My only real issue with the book was that a middle school teen had access to all of this personal identifiable information, which is a cyber security risk that she could do anything with or some cyber criminal could do something with but her mentor and teacher never said anything about it. I think the author did an OK job addressing that issue, but I think I because of my experience in the technology risk area I'm being a little over critical.  I just wish her mentor would have had her mask the data or said something about it since she was always in the database looking at it.  Again, probably too much for a middle grade reader, but its what I do all day and having access to all of her user's phone numbers and account information is something a 7th grader really shouldn't have access to.  Knowing their favorite color and what kind of pizza they like is fine, but the other stuff is probably is too much info in my opinion, again probably too critical and technical based on my profession.  

Overall I really enjoyed the story. I couldn't put it down. I really loved Ally. I connected with her as a girl who liked "nerdy" stuff and who played soccer. I saw so much of myself in her. The story is about Ally and the "game" she created at CodeGirls, a coding camp for girls over the summer. The purpose of her game Click'd is to find new friends based on a series of questions in a quiz you answer, much like an online dating profile. She even goes so far as to say that she studies those types of apps to create her own to make sure her data was matching people based on their likes and dislikes. She wanted people to make new friends or atleast talk to people that they otherwise would have never found before.
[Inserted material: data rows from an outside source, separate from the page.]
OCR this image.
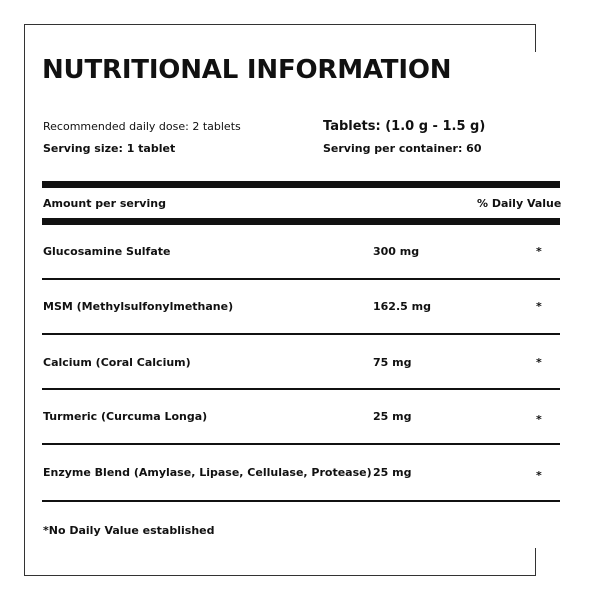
NUTRITIONAL INFORMATION
Recommended daily dose: 2 tablets
Serving size: 1 tablet
Tablets: (1.0 g - 1.5 g)
Serving per container: 60
Amount per serving	% Daily Value
Glucosamine Sulfate	300 mg	*
MSM (Methylsulfonylmethane)	162.5 mg	*
Calcium (Coral Calcium)	75 mg	*
Turmeric (Curcuma Longa)	25 mg	*
Enzyme Blend (Amylase, Lipase, Cellulase, Protease) 25 mg	*
*No Daily Value established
She soon comes to find out that one of her best friends in real life is upset because her in real life friends are no longer on the top if her leaderboard and that isn't fun for her. Ally also finds a major bug in her app and tries to fix it on her own without help from her computer teacher and mentor for the Games for Good competition she's hoping to win. She finds an unlikely ally in her long time nemesis Nathan, who like Ally is also entered in the competition. Ally just wants people to find and click with people they otherwise wouldn't have ever talked to before, bringing smiles to peoples faces as they spark new friendships. Her app causes alot of turmoil and Ally isn't sure she can fix it.

I think this story has a lot of great messages about friendship and loyalty, being driven to succeed, learning from your mistakes, and how technology especially mobile technology has really changed how we interact as a society. I really liked how in the end Ally's game brought people together the way she'd hoped and that she learned a lot of valuable lessons along the way. I would highly recommend this for the middle grade crowd, especially girls interested in the technology fields.